Dies verursachte einen riesen Stau - zum Glück hatten wir die
Räder bereits am Vortag eingestellt....
Tabea, im modischen
Neoprenanzug, begab sich zum Start. Ich verfolgte das Ganze von
ausserhalb und schoss ein paar Fotos, was allerdings schwierig wurde
bei so vielen Zuschauern (Von jedem 5er Team konnten hier 4 Leute
zuschauen, falls sie nicht mehr in der Schlange vor der Wechselzone
anstehen mussten).
Kurz darauf kamen die ersten Schwimmer retour -
in weniger als 30 Minuten!
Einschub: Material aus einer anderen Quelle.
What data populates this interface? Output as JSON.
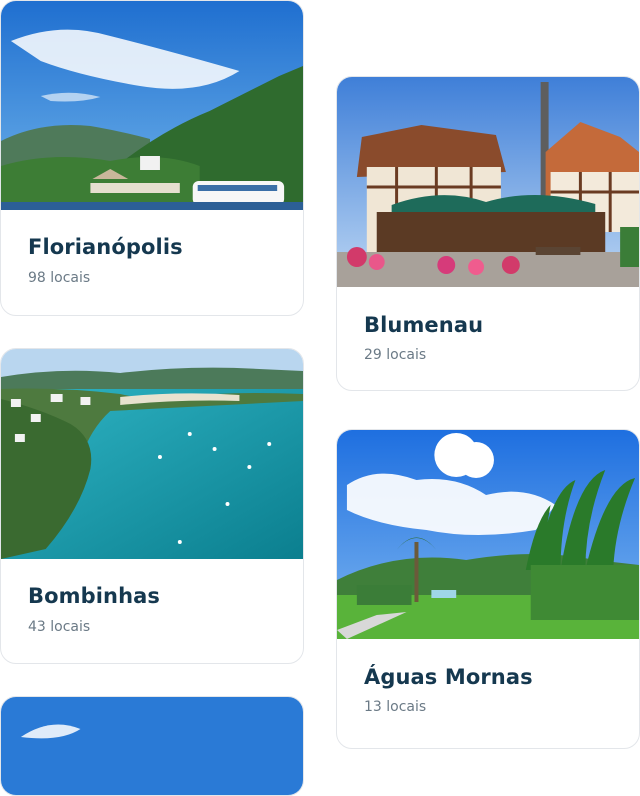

Und einigen reichte die Kraft, um den
Schlussspurt im Delfinstil zu schwimmen.
So begab ich mich vom
See etwas weg zum Verbindungsgang. Hier wollte ich ein Foto von Tabea
machen, wenn sie zur Wechselzone rennt.
Und tatsächlich, hier
war sie schon, warf mir ihr Badekappe und Schwimmbrille an den Kopf und
war schon wieder weg. Sie entstieg dem Neopren, montierte die Inlines
und schwupp war sie weg!
Ich machte mich auf den Weg zurück zum
Auto (Badekappe und Schwimmbrille wegräumen), ging einkaufen
(2
Brötli für Tabea, da am Morgen die Geschäfte
noch
geschlossen waren) und positionierte mich dann an der Strecke. Das eine
oder andere Gesicht kannte ich, das hier vorbei skatete.
Da es
an der Stelle, wo ich stand, leicht bergauf ging, konnte ich ihr die
Brötchen gut überreichen, als sie kurz darauf
vorbeiskatete.
Und
wenige Minuten später fuhr sie in die andere Richtung mit dem
Rennrad davon. Als Trendaccessoires erwiesen sich ihre
Kevlarschoner, welche sie auch auf dem Fahrrad noch trug.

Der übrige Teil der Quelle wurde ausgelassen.